Reputation: 1860
With this minimal ruby code:
require 'debug'
puts
in a file called, e.g. script.rb
if I launch it like so: ruby -rdebug script.rb
and then press l
on the debug prompt, I get the listing, as expected
if I instead run it normally as ruby script.rb
when pressing l
I get:
(rdb:1) l
[-3, 6] in script.rb
No sourcefile available for script.rb
The error message seems misleading at best: the working directory hasn't changed, and the file is definitely still there!
I'm unable to find documentation on this behavior (I tried it on both jruby and mri, and the behavior is the same)

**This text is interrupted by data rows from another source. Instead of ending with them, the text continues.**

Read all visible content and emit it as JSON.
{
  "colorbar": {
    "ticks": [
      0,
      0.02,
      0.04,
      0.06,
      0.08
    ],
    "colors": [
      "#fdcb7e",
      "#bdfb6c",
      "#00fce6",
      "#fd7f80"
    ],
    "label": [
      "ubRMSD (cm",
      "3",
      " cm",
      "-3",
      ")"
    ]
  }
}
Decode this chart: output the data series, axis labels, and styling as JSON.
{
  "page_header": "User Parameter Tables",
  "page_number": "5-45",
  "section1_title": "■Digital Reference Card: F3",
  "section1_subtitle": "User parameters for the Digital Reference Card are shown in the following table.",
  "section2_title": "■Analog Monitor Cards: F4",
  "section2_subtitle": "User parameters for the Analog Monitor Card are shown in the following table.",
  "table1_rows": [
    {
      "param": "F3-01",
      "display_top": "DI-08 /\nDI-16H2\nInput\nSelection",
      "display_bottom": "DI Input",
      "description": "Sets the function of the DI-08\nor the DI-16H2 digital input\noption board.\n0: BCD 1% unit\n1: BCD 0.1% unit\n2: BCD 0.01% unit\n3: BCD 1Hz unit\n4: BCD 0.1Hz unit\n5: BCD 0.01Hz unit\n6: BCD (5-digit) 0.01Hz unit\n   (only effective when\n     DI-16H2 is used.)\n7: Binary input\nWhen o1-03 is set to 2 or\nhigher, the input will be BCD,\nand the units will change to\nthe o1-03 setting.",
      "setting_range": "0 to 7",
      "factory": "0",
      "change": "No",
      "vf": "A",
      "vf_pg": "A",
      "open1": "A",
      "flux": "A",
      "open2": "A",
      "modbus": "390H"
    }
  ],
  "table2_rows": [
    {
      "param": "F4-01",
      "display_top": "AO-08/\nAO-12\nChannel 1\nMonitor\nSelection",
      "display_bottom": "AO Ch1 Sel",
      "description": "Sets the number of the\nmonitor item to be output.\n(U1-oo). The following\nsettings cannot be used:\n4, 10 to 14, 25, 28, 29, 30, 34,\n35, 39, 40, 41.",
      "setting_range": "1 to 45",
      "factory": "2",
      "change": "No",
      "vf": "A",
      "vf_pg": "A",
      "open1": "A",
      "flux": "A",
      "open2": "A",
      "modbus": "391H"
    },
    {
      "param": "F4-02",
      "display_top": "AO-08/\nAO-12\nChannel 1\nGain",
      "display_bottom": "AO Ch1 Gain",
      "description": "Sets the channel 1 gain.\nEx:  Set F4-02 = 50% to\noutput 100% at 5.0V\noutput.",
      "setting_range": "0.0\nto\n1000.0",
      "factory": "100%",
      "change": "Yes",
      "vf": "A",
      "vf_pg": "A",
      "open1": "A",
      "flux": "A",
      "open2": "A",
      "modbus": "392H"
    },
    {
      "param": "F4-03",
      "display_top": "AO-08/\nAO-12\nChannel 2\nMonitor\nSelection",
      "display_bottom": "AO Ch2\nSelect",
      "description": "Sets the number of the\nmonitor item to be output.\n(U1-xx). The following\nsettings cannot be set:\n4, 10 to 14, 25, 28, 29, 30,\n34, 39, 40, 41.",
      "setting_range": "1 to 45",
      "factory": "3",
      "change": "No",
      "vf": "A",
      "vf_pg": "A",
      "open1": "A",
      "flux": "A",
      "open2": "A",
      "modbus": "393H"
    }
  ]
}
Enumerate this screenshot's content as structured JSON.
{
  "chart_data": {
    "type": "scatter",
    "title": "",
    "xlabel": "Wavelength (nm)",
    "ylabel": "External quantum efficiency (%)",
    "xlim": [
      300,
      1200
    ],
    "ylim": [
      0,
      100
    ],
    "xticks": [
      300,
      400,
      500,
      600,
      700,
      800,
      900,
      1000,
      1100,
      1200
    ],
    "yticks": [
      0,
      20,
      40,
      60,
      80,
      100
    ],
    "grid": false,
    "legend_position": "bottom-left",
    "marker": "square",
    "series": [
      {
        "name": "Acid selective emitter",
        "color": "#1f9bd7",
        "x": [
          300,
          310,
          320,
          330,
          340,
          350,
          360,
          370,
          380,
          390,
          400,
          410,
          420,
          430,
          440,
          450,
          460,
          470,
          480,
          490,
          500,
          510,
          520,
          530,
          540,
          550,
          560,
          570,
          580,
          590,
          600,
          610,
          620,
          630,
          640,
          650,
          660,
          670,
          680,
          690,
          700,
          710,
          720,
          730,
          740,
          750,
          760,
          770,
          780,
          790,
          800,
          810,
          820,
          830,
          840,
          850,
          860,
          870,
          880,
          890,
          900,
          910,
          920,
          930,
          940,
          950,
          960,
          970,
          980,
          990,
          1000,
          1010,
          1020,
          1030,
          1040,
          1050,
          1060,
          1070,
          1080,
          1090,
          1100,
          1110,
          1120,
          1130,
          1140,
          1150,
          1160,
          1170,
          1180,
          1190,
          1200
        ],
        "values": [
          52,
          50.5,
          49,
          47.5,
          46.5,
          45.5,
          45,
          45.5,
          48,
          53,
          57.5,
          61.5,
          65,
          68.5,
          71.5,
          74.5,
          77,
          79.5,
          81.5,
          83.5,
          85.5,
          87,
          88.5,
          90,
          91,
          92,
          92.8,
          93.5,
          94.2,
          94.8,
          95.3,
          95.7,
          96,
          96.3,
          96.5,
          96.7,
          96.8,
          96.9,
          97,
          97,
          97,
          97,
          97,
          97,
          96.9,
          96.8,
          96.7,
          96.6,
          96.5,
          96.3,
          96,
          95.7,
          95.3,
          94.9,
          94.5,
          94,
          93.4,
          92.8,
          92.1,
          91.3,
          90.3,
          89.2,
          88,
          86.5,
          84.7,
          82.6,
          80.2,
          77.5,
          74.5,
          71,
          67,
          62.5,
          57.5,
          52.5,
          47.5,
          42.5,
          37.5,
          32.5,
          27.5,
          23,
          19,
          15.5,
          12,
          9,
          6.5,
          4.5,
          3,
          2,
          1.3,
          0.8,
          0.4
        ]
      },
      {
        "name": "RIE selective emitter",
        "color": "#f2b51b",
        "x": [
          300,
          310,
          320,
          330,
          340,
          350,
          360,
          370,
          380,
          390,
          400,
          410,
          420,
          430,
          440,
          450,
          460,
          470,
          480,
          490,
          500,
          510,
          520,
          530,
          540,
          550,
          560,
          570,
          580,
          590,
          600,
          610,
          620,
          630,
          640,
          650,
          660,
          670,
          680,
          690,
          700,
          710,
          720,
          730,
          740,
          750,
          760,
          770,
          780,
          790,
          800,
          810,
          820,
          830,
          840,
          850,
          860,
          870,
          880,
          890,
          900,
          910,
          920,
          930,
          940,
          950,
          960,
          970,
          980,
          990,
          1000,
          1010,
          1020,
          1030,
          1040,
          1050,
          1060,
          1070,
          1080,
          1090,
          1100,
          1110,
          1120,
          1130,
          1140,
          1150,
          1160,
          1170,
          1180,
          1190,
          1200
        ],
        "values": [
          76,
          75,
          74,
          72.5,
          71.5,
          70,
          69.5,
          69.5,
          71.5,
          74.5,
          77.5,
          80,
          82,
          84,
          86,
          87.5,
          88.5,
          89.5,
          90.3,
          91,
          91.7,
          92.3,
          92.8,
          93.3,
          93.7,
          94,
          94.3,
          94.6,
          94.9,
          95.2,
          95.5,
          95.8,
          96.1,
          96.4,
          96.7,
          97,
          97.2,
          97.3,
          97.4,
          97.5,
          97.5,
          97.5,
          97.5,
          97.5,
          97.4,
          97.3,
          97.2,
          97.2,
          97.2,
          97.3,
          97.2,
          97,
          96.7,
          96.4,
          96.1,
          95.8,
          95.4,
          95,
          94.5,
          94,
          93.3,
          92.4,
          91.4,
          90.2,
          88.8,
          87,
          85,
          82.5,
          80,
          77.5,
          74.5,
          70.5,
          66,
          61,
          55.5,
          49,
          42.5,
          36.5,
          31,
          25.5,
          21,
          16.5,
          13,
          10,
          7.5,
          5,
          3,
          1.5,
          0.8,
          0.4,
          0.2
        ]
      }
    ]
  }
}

I know about 'debugger' and 'pry', but they serve a different use case:
I'm used to other scripting languages with a builtin debug module, that can let me put a statement anywhere in the code to drop me in a debug shell, inspect code, variables and such... the advantage of having it builtin it's that it is available everywhere, without having to set up an environment for it, or even when I'm on a machine that's not my own
I could obviously workaround this by always calling the interpreter with -rdebug
and manually setting the breakpoint, but I find this more work than the alternative
Upvotes: 3
Views: 691
Reputation: 1860
After looking into the debug source code, I found a workaround and a fix:
the workaround can be:
trace on
next
trace off
list
this will let you get the listing without restarting the interpreter with -rdebug
, with the disadvantage that you'll get some otherwise unwanted output from the tracing, and you'll be able to see it only after moving by one statement
for the fix: the problem is that the SCRIPT_LINES__
Hash lacks a value for the current file... apparently it's only set inside tracer.rb
I've changed line 161, and changed the Hash with a subclass that tracks where []= has been called from, and I wasn't able to dig up the actual code that does the work when stepping into a function that comes from a different file
Also: I haven't found a single person yet who actively uses this module (I asked both on #ruby, #jruby and #pry on freenode), and together with the fact that it uses a function that is now obsolete it leads me to be a bit pessimistic about the maintenance state of this module
nonetheless, I submitted a pull request for the fix (it's actually quite dumb and simple, but to do otherwise I'd need a deeper understanding of this module, and possibly to refactor some parts of it... but if this module isn't actively maintaned, I'm not sure that's a good thing to put effort on)
Upvotes: 2
Reputation: 8602
I suspect the Ruby interpreter doesn't have the ability to load the sourcefile without the components in the debug module. So, no -rdebug, no access to the sourcefile. And I agree it is a misleading error. "Debugging features not loaded" might be better.